In the essay titled "Intellect," Emerson continues ideas discussed in "Circles" of the self emanating out into the world. He also continues ideas of "Self-Reliance" in that each individual has something to offer, something unique - as long as it is based on individual intellect, not "subdued by the drill of school education." Emerson even goes so far as to suggest that if we met Shakespeare, we would, or should, not feel inferior. While we likely can not produce literature as impressive as Hamlet, we can learn from him as he can learn from us.
By encouraging the intellect, Emerson encourages spontaneity and initial instinct: that is, thinking prior to any chance of conforming/reforming the intellect in line with popular ideas. Given that Emerson notes that each person is capable of valuable intellect (spontaneous thinking and genuine reflection), he would encourage a person to listen to other individuals, but not to groups or institutions. This theme runs with "Self-Reliance" as well and goes along with his pro-individual/anti-conformist stance.
Emerson wants the individual to learn from history but not be imprisoned in its ideas. Likewise, he wants the individual to trust his/her own intellect but also to be open to learn from others:
The fate of the poor shepherd, who, blinded and lost in the snow-storm, perishes in a drift within a few feet of his cottage door, is an emblem of the state of man.

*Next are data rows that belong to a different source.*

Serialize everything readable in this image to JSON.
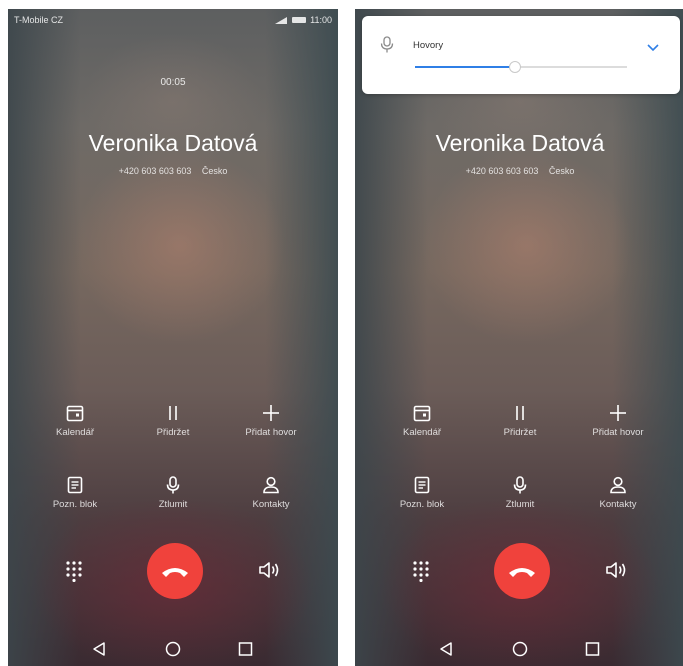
{
  "status": {
    "carrier": "T-Mobile CZ",
    "time": "11:00"
  },
  "call": {
    "timer": "00:05",
    "name": "Veronika Datová",
    "number": "+420 603 603 603",
    "country": "Česko"
  },
  "buttons": {
    "calendar": "Kalendář",
    "hold": "Přidržet",
    "add_call": "Přidat hovor",
    "notes": "Pozn. blok",
    "mute": "Ztlumit",
    "contacts": "Kontakty"
  },
  "volume": {
    "label": "Hovory",
    "level_fraction": 0.47,
    "accent": "#2f7fe6"
  },
  "colors": {
    "end_call": "#f0423c"
  },
  "icons": [
    "calendar-icon",
    "pause-icon",
    "plus-icon",
    "notepad-icon",
    "microphone-icon",
    "person-icon",
    "dialpad-icon",
    "end-call-icon",
    "speaker-icon",
    "back-icon",
    "home-icon",
    "recents-icon",
    "chevron-down-icon"
  ]
}
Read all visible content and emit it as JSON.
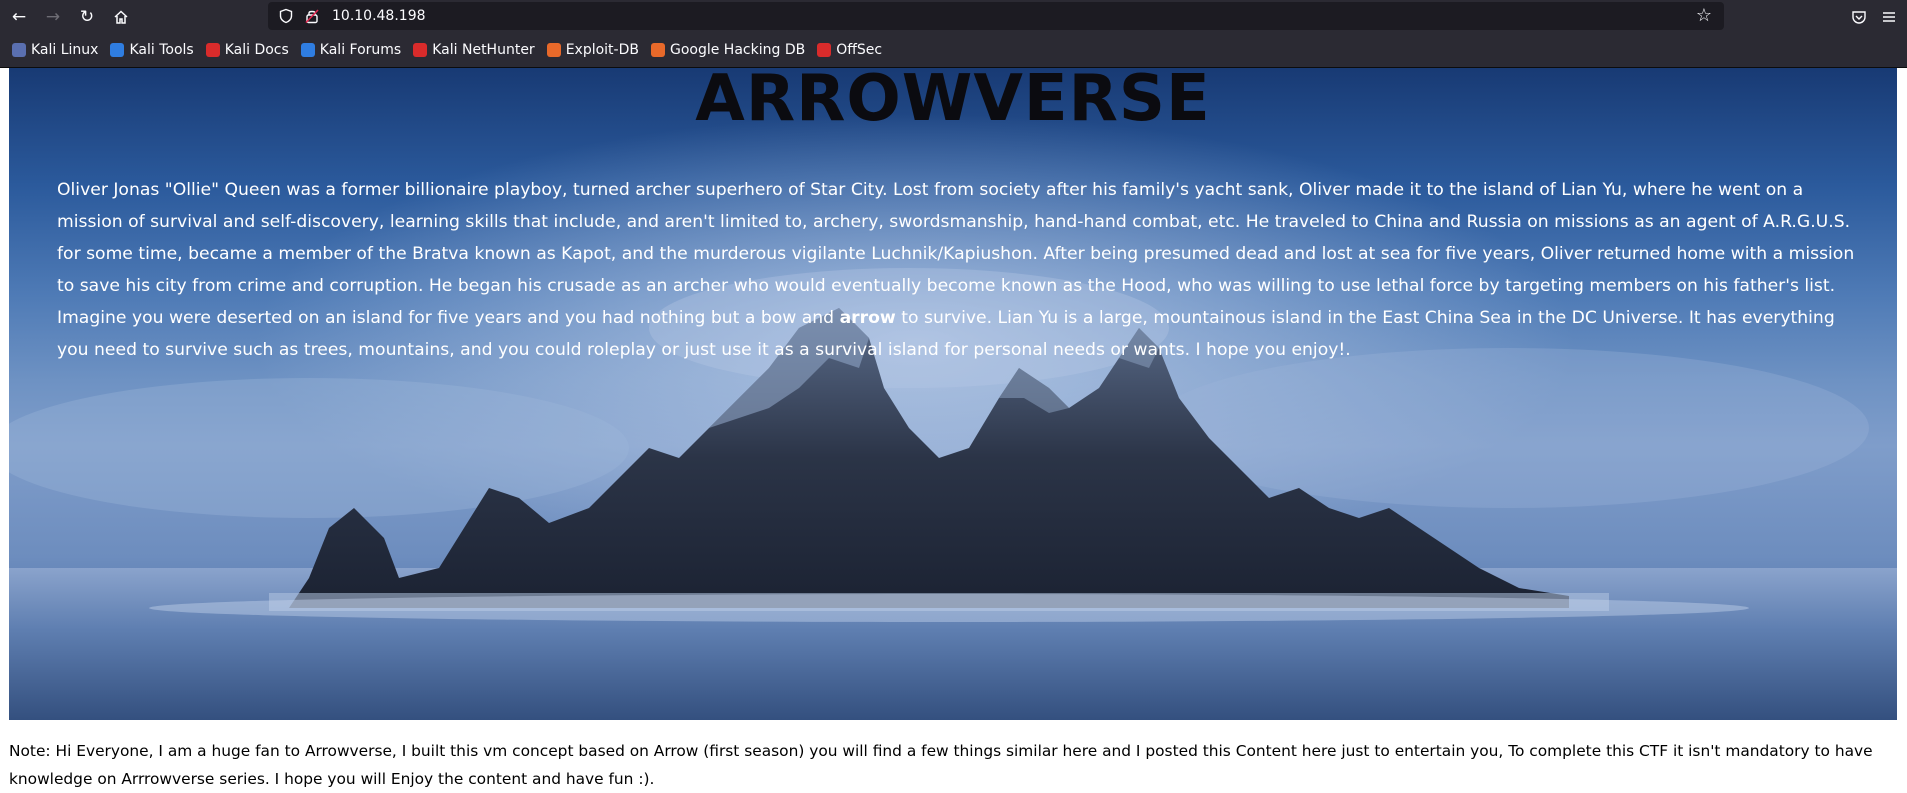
{
  "browser": {
    "url": "10.10.48.198",
    "nav": {
      "back_icon": "arrow-left-icon",
      "forward_icon": "arrow-right-icon",
      "reload_icon": "reload-icon",
      "home_icon": "home-icon"
    },
    "bookmarks": [
      {
        "label": "Kali Linux",
        "icon": "kali-dragon-icon",
        "color": "#5a6fb0"
      },
      {
        "label": "Kali Tools",
        "icon": "kali-tools-icon",
        "color": "#2f7de1"
      },
      {
        "label": "Kali Docs",
        "icon": "kali-docs-icon",
        "color": "#d92b2b"
      },
      {
        "label": "Kali Forums",
        "icon": "kali-forums-icon",
        "color": "#2f7de1"
      },
      {
        "label": "Kali NetHunter",
        "icon": "kali-nethunter-icon",
        "color": "#d92b2b"
      },
      {
        "label": "Exploit-DB",
        "icon": "exploit-db-icon",
        "color": "#e8692a"
      },
      {
        "label": "Google Hacking DB",
        "icon": "ghdb-icon",
        "color": "#e8692a"
      },
      {
        "label": "OffSec",
        "icon": "offsec-icon",
        "color": "#d92b2b"
      }
    ]
  },
  "page": {
    "title": "ARROWVERSE",
    "paragraph_before": "Oliver Jonas \"Ollie\" Queen was a former billionaire playboy, turned archer superhero of Star City. Lost from society after his family's yacht sank, Oliver made it to the island of Lian Yu, where he went on a mission of survival and self-discovery, learning skills that include, and aren't limited to, archery, swordsmanship, hand-hand combat, etc. He traveled to China and Russia on missions as an agent of A.R.G.U.S. for some time, became a member of the Bratva known as Kapot, and the murderous vigilante Luchnik/Kapiushon. After being presumed dead and lost at sea for five years, Oliver returned home with a mission to save his city from crime and corruption. He began his crusade as an archer who would eventually become known as the Hood, who was willing to use lethal force by targeting members on his father's list. Imagine you were deserted on an island for five years and you had nothing but a bow and ",
    "paragraph_bold": "arrow",
    "paragraph_after": " to survive. Lian Yu is a large, mountainous island in the East China Sea in the DC Universe. It has everything you need to survive such as trees, mountains, and you could roleplay or just use it as a survival island for personal needs or wants. I hope you enjoy!.",
    "note": "Note: Hi Everyone, I am a huge fan to Arrowverse, I built this vm concept based on Arrow (first season) you will find a few things similar here and I posted this Content here just to entertain you, To complete this CTF it isn't mandatory to have knowledge on Arrrowverse series. I hope you will Enjoy the content and have fun :)."
  }
}
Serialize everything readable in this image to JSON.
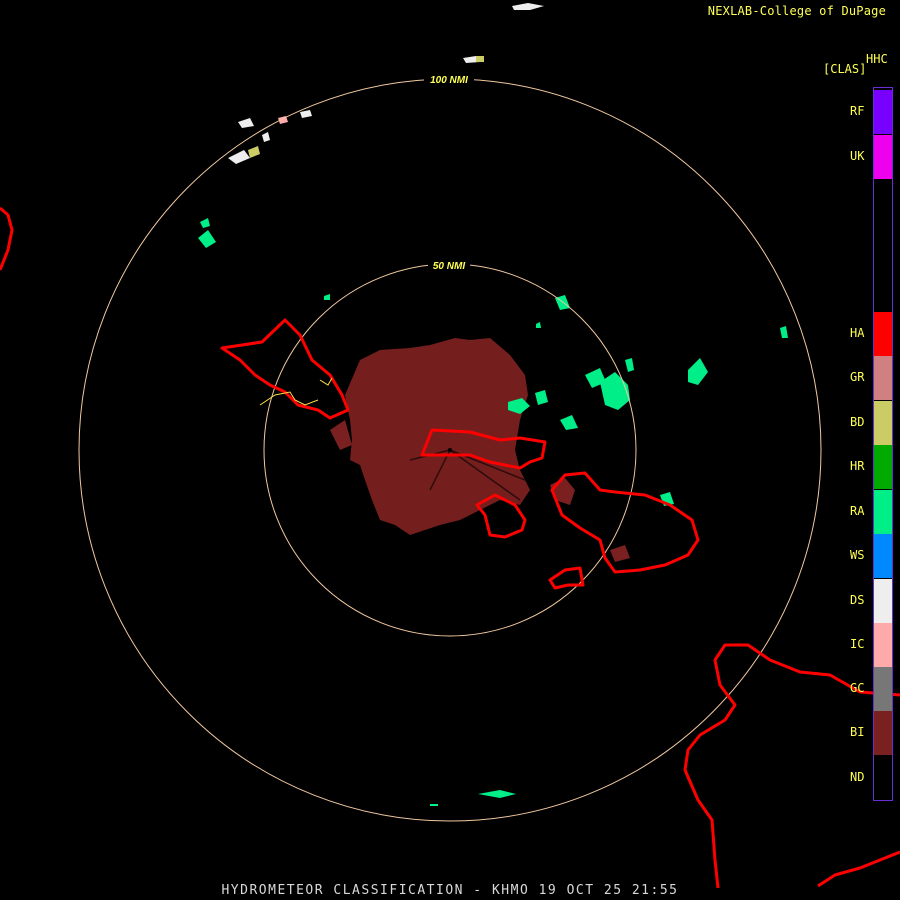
{
  "credit": "NEXLAB-College of DuPage",
  "caption": "HYDROMETEOR CLASSIFICATION - KHMO 19 OCT 25 21:55",
  "range_rings": [
    {
      "label": "100 NMI"
    },
    {
      "label": "50 NMI"
    }
  ],
  "legend": {
    "product": "HHC",
    "subtitle": "[CLAS]",
    "items": [
      {
        "code": "RF",
        "color": "#7700ff"
      },
      {
        "code": "UK",
        "color": "#ee00ee"
      },
      {
        "code": "HA",
        "color": "#ff0000"
      },
      {
        "code": "GR",
        "color": "#d08080"
      },
      {
        "code": "BD",
        "color": "#cccc66"
      },
      {
        "code": "HR",
        "color": "#00aa00"
      },
      {
        "code": "RA",
        "color": "#00ee88"
      },
      {
        "code": "WS",
        "color": "#0088ff"
      },
      {
        "code": "DS",
        "color": "#eeeeee"
      },
      {
        "code": "IC",
        "color": "#ffaaaa"
      },
      {
        "code": "GC",
        "color": "#777777"
      },
      {
        "code": "BI",
        "color": "#7a2020"
      },
      {
        "code": "ND",
        "color": "#000000"
      }
    ]
  },
  "colors": {
    "ring": "#f0c8a0",
    "warning_outline": "#ff0000",
    "ring_label": "#ffff55",
    "biological": "#7a2020",
    "rain": "#00ee88"
  }
}
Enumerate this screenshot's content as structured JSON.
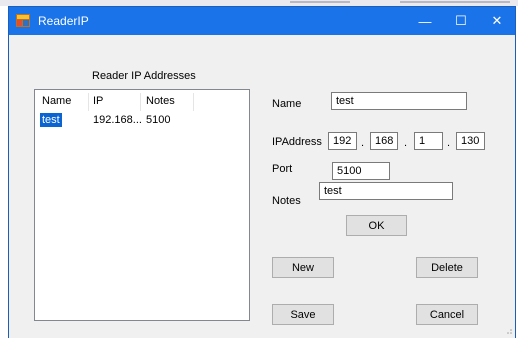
{
  "window": {
    "title": "ReaderIP",
    "controls": {
      "minimize": "—",
      "maximize": "☐",
      "close": "✕"
    }
  },
  "list": {
    "heading": "Reader IP Addresses",
    "columns": [
      "Name",
      "IP",
      "Notes"
    ],
    "rows": [
      {
        "name": "test",
        "ip": "192.168...",
        "notes": "5100"
      }
    ]
  },
  "form": {
    "name_label": "Name",
    "name_value": "test",
    "ip_label": "IPAddress",
    "ip_octets": [
      "192",
      "168",
      "1",
      "130"
    ],
    "ip_separator": ".",
    "port_label": "Port",
    "port_value": "5100",
    "notes_label": "Notes",
    "notes_value": "test",
    "ok_label": "OK"
  },
  "actions": {
    "new_label": "New",
    "delete_label": "Delete",
    "save_label": "Save",
    "cancel_label": "Cancel"
  },
  "colors": {
    "titlebar": "#1a73e8",
    "selection": "#0a64d2",
    "window_bg": "#f0f0f0"
  }
}
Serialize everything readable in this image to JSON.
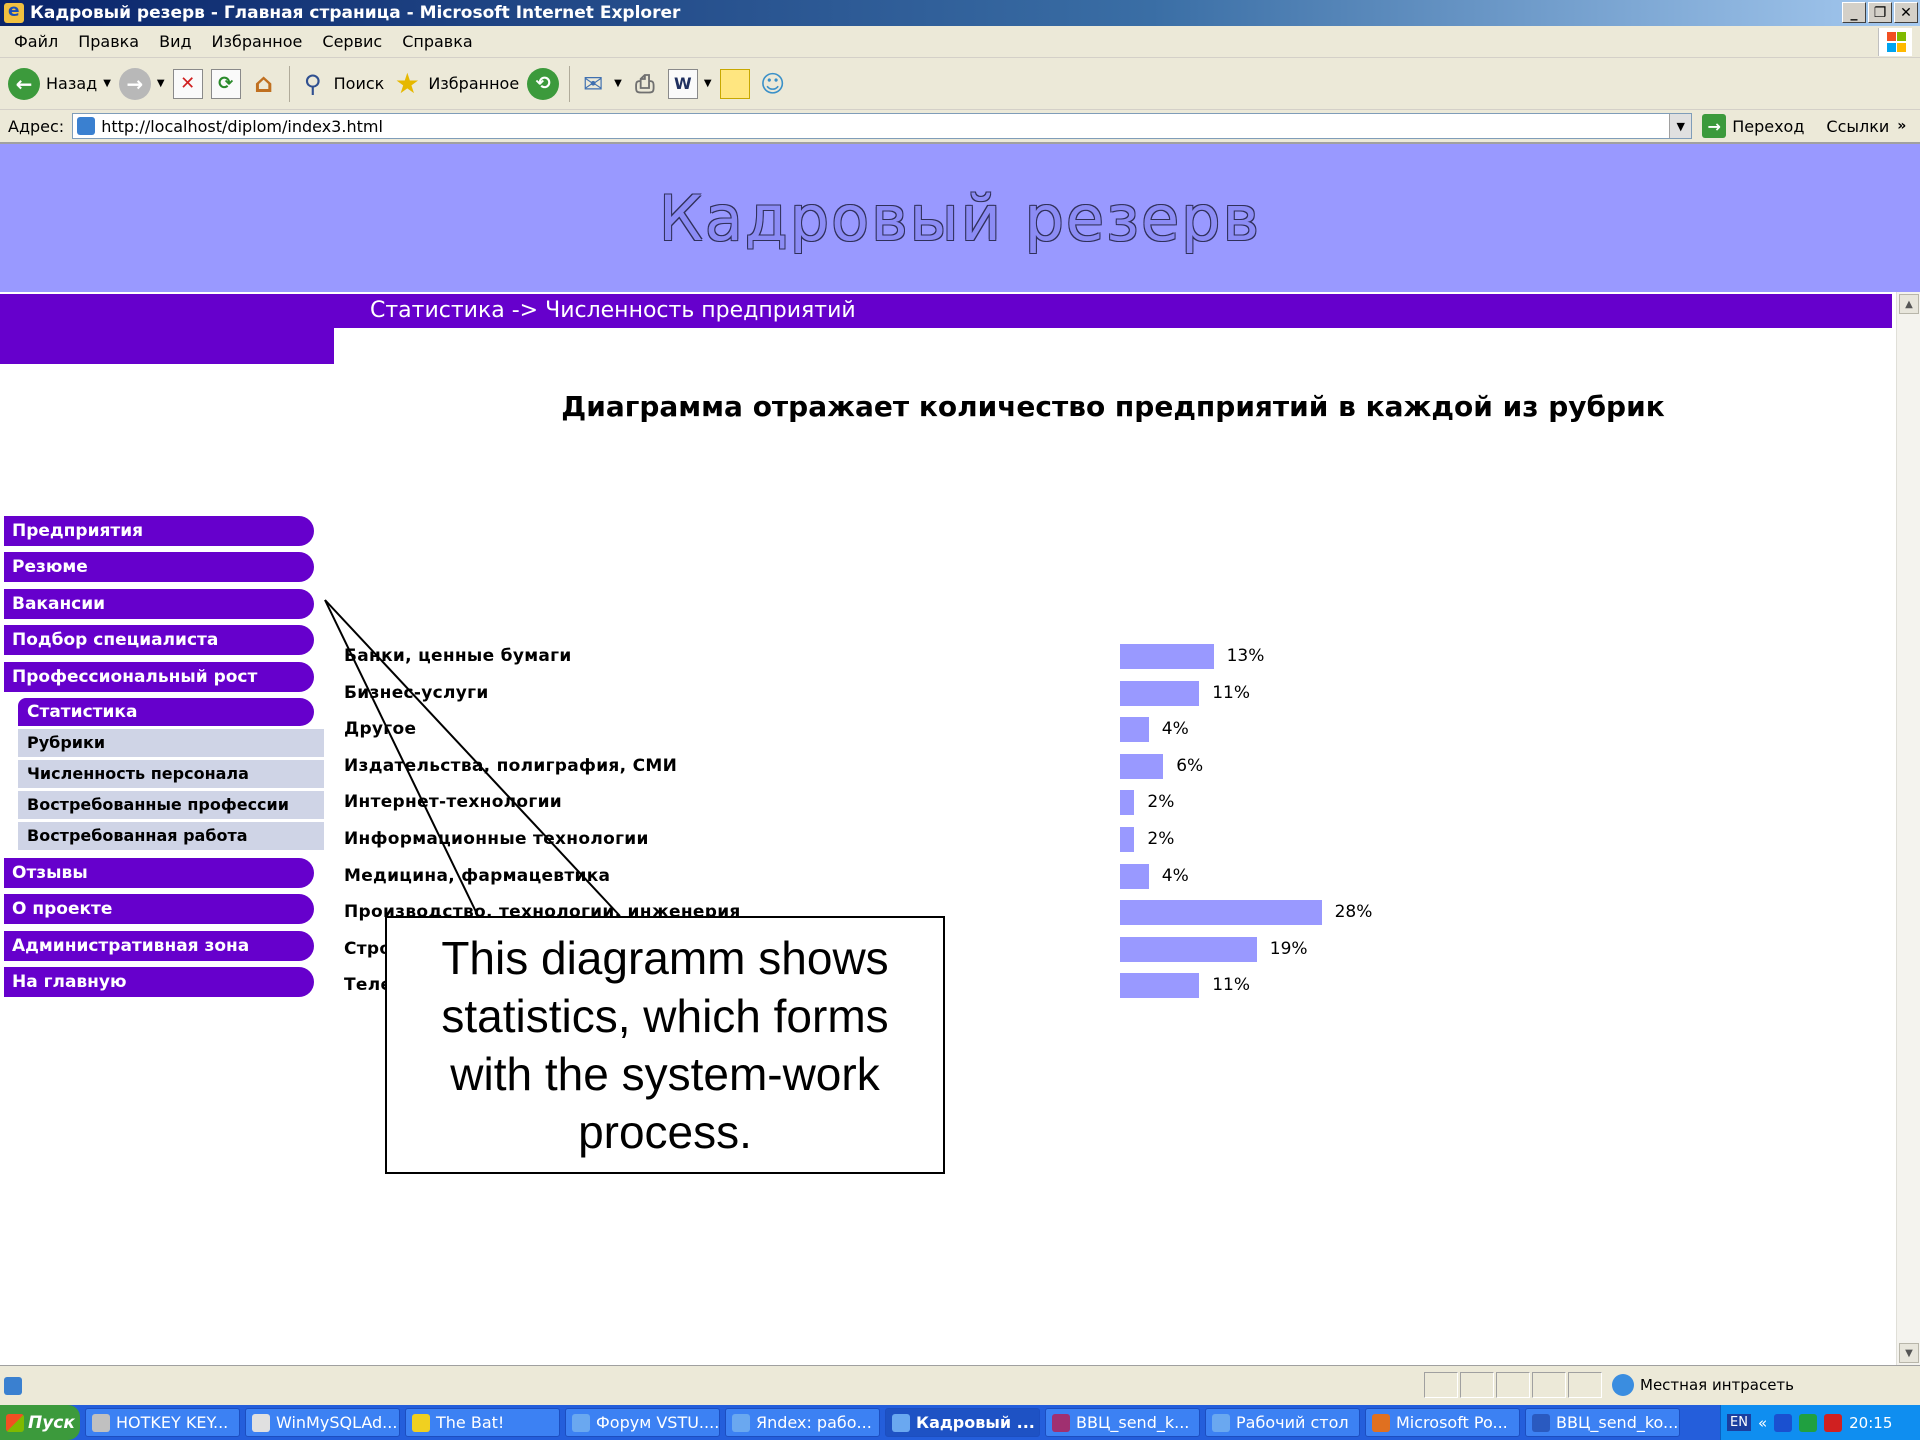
{
  "window": {
    "title": "Кадровый резерв - Главная страница - Microsoft Internet Explorer",
    "buttons": {
      "minimize": "_",
      "maximize": "❐",
      "close": "✕"
    }
  },
  "menu": [
    "Файл",
    "Правка",
    "Вид",
    "Избранное",
    "Сервис",
    "Справка"
  ],
  "toolbar": {
    "back": "Назад",
    "search": "Поиск",
    "favorites": "Избранное"
  },
  "address": {
    "label": "Адрес:",
    "url": "http://localhost/diplom/index3.html",
    "go": "Переход",
    "links": "Ссылки"
  },
  "page": {
    "banner_title": "Кадровый резерв",
    "breadcrumb": "Статистика -> Численность предприятий",
    "sidebar": {
      "items": [
        "Предприятия",
        "Резюме",
        "Вакансии",
        "Подбор специалиста",
        "Профессиональный рост"
      ],
      "active_sub": "Статистика",
      "subs": [
        "Рубрики",
        "Численность персонала",
        "Востребованные профессии",
        "Востребованная работа"
      ],
      "items_after": [
        "Отзывы",
        "О проекте",
        "Административная зона",
        "На главную"
      ]
    }
  },
  "chart_data": {
    "type": "bar",
    "orientation": "horizontal",
    "title": "Диаграмма отражает количество предприятий в каждой из рубрик",
    "categories": [
      "Банки, ценные бумаги",
      "Бизнес-услуги",
      "Другое",
      "Издательства, полиграфия, СМИ",
      "Интернет-технологии",
      "Информационные технологии",
      "Медицина, фармацевтика",
      "Производство, технологии, инженерия",
      "Строительство, недвижимость",
      "Телекоммуникации, связь"
    ],
    "values": [
      13,
      11,
      4,
      6,
      2,
      2,
      4,
      28,
      19,
      11
    ],
    "labels": [
      "13%",
      "11%",
      "4%",
      "6%",
      "2%",
      "2%",
      "4%",
      "28%",
      "19%",
      "11%"
    ],
    "unit": "%",
    "bar_color": "#9999ff"
  },
  "callout": {
    "text": "This diagramm shows statistics, which forms with the  system-work process."
  },
  "statusbar": {
    "zone": "Местная интрасеть"
  },
  "taskbar": {
    "start": "Пуск",
    "tasks": [
      "HOTKEY KEY...",
      "WinMySQLAd...",
      "The Bat!",
      "Форум VSTU....",
      "Яndex: рабо...",
      "Кадровый ...",
      "ВВЦ_send_k...",
      "Рабочий стол",
      "Microsoft Po...",
      "ВВЦ_send_ko..."
    ],
    "lang": "EN",
    "clock": "20:15"
  }
}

This idea comes back to the notion that, as we can learn from others (and see beyond ourselves as the shepherd could not), we must share our own genius/intellect with others. In order to see the "cottage door," we need to think beyond the historical ideas automatically passed down; we must also be individual but open to the ideas of other individuals. There is no telling if the proverbial "cottage door" is to be found in someone else's story, painting, or communicated thought. In "Intellect," Emerson connects notions of self-reliance, individuality, and engaging with others (as individuals).